4. Tractability: Beam search (Viterbi with pruning). At each timestep, only keep states with δ within a beam width of the current best δ. Typical beam keeps ~500–2000 active states (of 420K). Combined with a language model (bigram/trigram) that prunes unlikely word sequences, decoding runs at 0.5–3x real-time.

Chapter 9: Connections

HMMs don't exist in isolation. They're part of a rich family of models for reasoning about hidden states over time. Understanding these connections deepens your intuition for all of them.

Bayes Filter
The general framework: predict → update with Bayes' rule. HMMs are a special case where states and observations are discrete.
↓ continuous states
Kalman Filter
A "continuous HMM" with linear-Gaussian assumptions. States are real-valued vectors. The math is the same predict-update cycle.
↓ actions + rewards
Reinforcement Learning (POMDPs)
Add actions and rewards to an HMM. The agent must act optimally despite hidden states. Belief-state planning.
↓ learned representations
Deep Sequence Models
Replace discrete states with neural hidden representations. The forward pass is a learned version of the HMM recursion.
The key insight: HMM, Kalman filter, particle filter, RNN — they all share the same skeleton: maintain a belief about hidden states, update it as new observations arrive. The difference is the representation of that belief and how updates are computed.
The Family Tree

How HMMs connect to other models. Each arrow relaxes a constraint or adds a capability.

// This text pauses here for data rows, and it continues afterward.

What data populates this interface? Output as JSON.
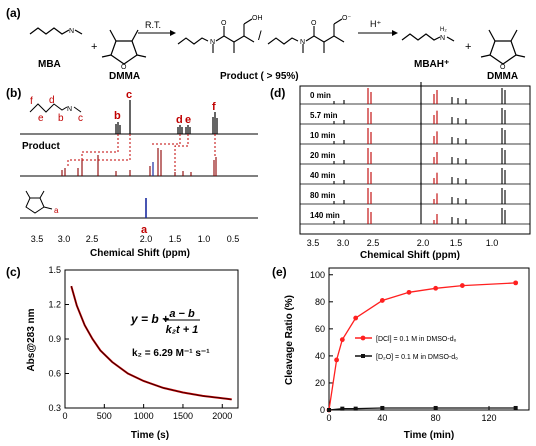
{
  "panels": {
    "a": {
      "label": "(a)",
      "mba_label": "MBA",
      "dmma_label": "DMMA",
      "plus": "+",
      "rt": "R.T.",
      "product_label": "Product ( > 95%)",
      "slash": "/",
      "hplus": "H⁺",
      "mbah_label": "MBAH⁺",
      "dmma_label2": "DMMA",
      "oh": "OH",
      "ominus": "O⁻",
      "n": "N",
      "o": "O",
      "nh2": "H₂"
    },
    "b": {
      "label": "(b)",
      "chain_letters": [
        "f",
        "e",
        "d",
        "b",
        "c"
      ],
      "n_letter": "N",
      "peak_letters": [
        "c",
        "b",
        "d",
        "e",
        "f"
      ],
      "product_label": "Product",
      "a_letter": "a",
      "a_letter_struct": "a",
      "xlabel": "Chemical Shift (ppm)",
      "xticks": [
        "3.5",
        "3.0",
        "2.5",
        "2.0",
        "1.5",
        "1.0",
        "0.5"
      ]
    },
    "c": {
      "label": "(c)",
      "equation_lhs": "y = b +",
      "equation_num": "a − b",
      "equation_den": "k₂t + 1",
      "k2_text": "k₂ = 6.29 M⁻¹ s⁻¹",
      "xlabel": "Time (s)",
      "ylabel": "Abs@283 nm",
      "xticks": [
        "0",
        "500",
        "1000",
        "1500",
        "2000"
      ],
      "yticks": [
        "0.3",
        "0.6",
        "0.9",
        "1.2",
        "1.5"
      ]
    },
    "d": {
      "label": "(d)",
      "times": [
        "0 min",
        "5.7 min",
        "10 min",
        "20 min",
        "40 min",
        "80 min",
        "140 min"
      ],
      "xlabel": "Chemical Shift (ppm)",
      "xticks": [
        "3.5",
        "3.0",
        "2.5",
        "2.0",
        "1.5",
        "1.0"
      ]
    },
    "e": {
      "label": "(e)",
      "xlabel": "Time (min)",
      "ylabel": "Cleavage Ratio (%)",
      "xticks": [
        "0",
        "40",
        "80",
        "120"
      ],
      "yticks": [
        "0",
        "20",
        "40",
        "60",
        "80",
        "100"
      ],
      "legend": [
        "[DCl] = 0.1 M in DMSO-d₆",
        "[D₂O] = 0.1 M in DMSO-d₆"
      ]
    }
  },
  "chart_data": [
    {
      "type": "line",
      "panel": "c",
      "xlabel": "Time (s)",
      "ylabel": "Abs@283 nm",
      "xlim": [
        0,
        2200
      ],
      "ylim": [
        0.3,
        1.5
      ],
      "model": "y = b + (a - b)/(k2 t + 1)",
      "k2": "6.29 M-1 s-1",
      "series": [
        {
          "x": [
            80,
            150,
            250,
            350,
            450,
            600,
            800,
            1000,
            1250,
            1500,
            1750,
            2000,
            2120
          ],
          "values": [
            1.36,
            1.19,
            1.02,
            0.9,
            0.8,
            0.7,
            0.6,
            0.535,
            0.475,
            0.435,
            0.405,
            0.385,
            0.375
          ],
          "color": "#c00000"
        }
      ]
    },
    {
      "type": "line",
      "panel": "e",
      "xlabel": "Time (min)",
      "ylabel": "Cleavage Ratio (%)",
      "xlim": [
        0,
        150
      ],
      "ylim": [
        0,
        105
      ],
      "series": [
        {
          "name": "[DCl] = 0.1 M in DMSO-d₆",
          "x": [
            0,
            5.7,
            10,
            20,
            40,
            60,
            80,
            100,
            140
          ],
          "values": [
            0,
            37,
            52,
            68,
            81,
            87,
            90,
            92,
            94
          ],
          "color": "#ff2020"
        },
        {
          "name": "[D₂O] = 0.1 M in DMSO-d₆",
          "x": [
            0,
            10,
            20,
            40,
            80,
            140
          ],
          "values": [
            0,
            1,
            1,
            1.5,
            1.5,
            1.5
          ],
          "color": "#111111"
        }
      ]
    }
  ]
}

Check: A Kalman filter can be seen as...
🔗 Pattern Recognition
Attention = Soft Viterbi Alignment
HMM (Viterbi)
For each output position, find the BEST (hardmax) alignment to input positions via dynamic programming.
Score = transition + emission (log-additive).
Result: hard 1-to-1 alignment path.
Transformer (Attention)
For each output position, compute a SOFT (softmax) weighting over all input positions.
Score = Q · KT / √d (learned similarity).
Result: soft many-to-many alignment weights.
Transformer lesson

The deep connection: both HMM decoding and Transformer attention solve the alignment problem — "which input positions are relevant to this output position?" The HMM does it with hard assignments via DP (one best path). Attention does it with soft weights via learned similarity (weighted combination of all positions). Early neural machine translation literally used attention to replace the HMM alignment model. The "attention is all you need" paper eliminated the recurrence (no sequential dependence), making alignment fully parallel — but the core operation (figure out which inputs matter for each output) is the same problem HMMs were solving in 1970.

In CTC (Connectionist Temporal Classification), the forward algorithm is used inside a neural network's loss function. How is this the literal fusion of HMM dynamic programming with neural emissions?

"The HMM is one of the most important statistical tools for modeling sequences. Master it, and you hold the key to speech, language, biology, and beyond."
— Lawrence Rabiner

You now understand the mathematics of hidden states. Every modern sequence model — from LSTMs to Transformers — carries the DNA of the HMM inside it.